Donna thanks so much for your blog on this subject. I have been in a covenant group for the last 10 years, and at times we have felt that it was no longer seemed useful. We have gone through many difficult times, death, illness, divorces, empty¬-nesters, and loss of jobs. The Bible study group was useful to us when we were going through these horrific situations in life. Now we are starting to break our covenant, this is so timely for us to hear. You have just open up my eyes and I would love to share this with my group with your permission. Again, thank you for your wisdom. Jane Murray Jennie's Mom.
Jane - Thanks so much for your words. I am grateful the post is helpful. Yes, you're welcome to share it with anyone else.
I keep wrestling with the words, too, and what comes to me today is how good the church is (pastors at the forefront and myself included) at encouraging usefulness over faithfulness. I'm wrestling a lot and am grateful to Cynthia for sharing with me in the first place.
Blessings to you!
A college friend once stated that friendships exist "... for a season, for a reason, or for life." While those may not be her own original words, they are definitely words worth contemplating.
If we gave our continued 100% to every endeavor we enter, one of several things could occur, including physical/mental/spiritual burn-out and including missing other opportunities.
I agree that seeing a marriage end, such as that of the Gores, is very, very sad. There was a time when I would have said that any marriage is worth salvaging at any cost. I now realize that self-preservation is also a worthwhile endeavor, and sometimes it comes at an unfortunate cost (such as divorce). We don't know the inner workings of the Gores' relationship with one another. I can only hope that they continue a loving friendship, despite the failing of their marriage.
We as humans, and as Christians, must give our all, but realize from the outset that some commitments will (and must?) have an expiration date. Other commitments (covenants?) should be seen through lifelong lenses.
I think Jerry points out what I was circling around--that we need to be very careful then with "covenants" vs. "commitments". We cannot make endless covenants and expect to be able to keep up with them.
On the other hand, I see more and more people making fewer and fewer covenants, so I would like to see us making careful decisions about how we use the word "covenant". We can only model this in the relationships that we have and keep and when we choose to be parts of "covenantal relationships", that we don't let go of them as easily as the acquaintances that are more seasonal in our lives.

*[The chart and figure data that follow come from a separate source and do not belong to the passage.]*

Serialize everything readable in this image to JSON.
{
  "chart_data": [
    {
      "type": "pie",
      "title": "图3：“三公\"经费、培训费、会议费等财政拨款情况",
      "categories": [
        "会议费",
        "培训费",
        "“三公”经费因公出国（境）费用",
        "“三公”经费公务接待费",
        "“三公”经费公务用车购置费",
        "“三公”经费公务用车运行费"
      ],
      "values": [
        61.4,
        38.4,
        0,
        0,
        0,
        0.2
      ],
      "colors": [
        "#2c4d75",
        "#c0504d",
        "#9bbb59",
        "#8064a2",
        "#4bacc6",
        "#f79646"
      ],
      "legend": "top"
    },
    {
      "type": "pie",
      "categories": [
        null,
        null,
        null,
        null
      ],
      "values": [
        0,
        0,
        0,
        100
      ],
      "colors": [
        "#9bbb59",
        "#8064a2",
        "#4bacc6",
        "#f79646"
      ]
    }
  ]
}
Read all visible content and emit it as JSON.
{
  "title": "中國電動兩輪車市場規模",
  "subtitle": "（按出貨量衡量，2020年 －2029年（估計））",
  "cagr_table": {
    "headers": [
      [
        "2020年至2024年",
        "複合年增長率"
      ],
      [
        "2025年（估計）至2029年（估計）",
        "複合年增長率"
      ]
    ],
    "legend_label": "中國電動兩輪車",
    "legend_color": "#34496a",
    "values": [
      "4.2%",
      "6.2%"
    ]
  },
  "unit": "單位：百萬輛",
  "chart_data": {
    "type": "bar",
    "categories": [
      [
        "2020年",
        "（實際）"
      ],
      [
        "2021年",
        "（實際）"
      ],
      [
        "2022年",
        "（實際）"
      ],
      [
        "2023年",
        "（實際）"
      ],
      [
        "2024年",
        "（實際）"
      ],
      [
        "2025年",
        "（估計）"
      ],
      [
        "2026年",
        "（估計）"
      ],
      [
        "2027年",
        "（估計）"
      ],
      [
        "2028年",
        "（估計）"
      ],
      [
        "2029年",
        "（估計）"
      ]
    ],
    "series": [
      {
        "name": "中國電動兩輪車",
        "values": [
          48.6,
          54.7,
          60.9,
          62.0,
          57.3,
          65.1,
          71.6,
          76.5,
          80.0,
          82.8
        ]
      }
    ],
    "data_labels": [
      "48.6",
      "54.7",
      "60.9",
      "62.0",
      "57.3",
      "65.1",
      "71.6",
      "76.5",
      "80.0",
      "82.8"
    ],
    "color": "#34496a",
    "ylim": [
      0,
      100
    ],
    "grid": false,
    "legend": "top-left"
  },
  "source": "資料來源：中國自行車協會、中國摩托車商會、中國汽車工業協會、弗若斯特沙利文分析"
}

And even when those relationships are seasonal, I'm concerned that we are too quick to let them go using the tagline of "usefulness". I am serving in a church which has been difficult--I've been in more therapy, I've cried more, I've had more backtalking and rumors spread about me. Yet when I've prayed about it I'm called to still be here, even though I feel limited usefulness as the current pastor.
That's not a perfect analogy, but I've seen so many people "move on" from places where they maybe need to stay and work through the issues--both with people and with communities. I agree that there are times when abuse is involved that separation needs to happen, but I don't want us to move on too quickly from places of pain or hard work simply because we don't see any value in working through the pain.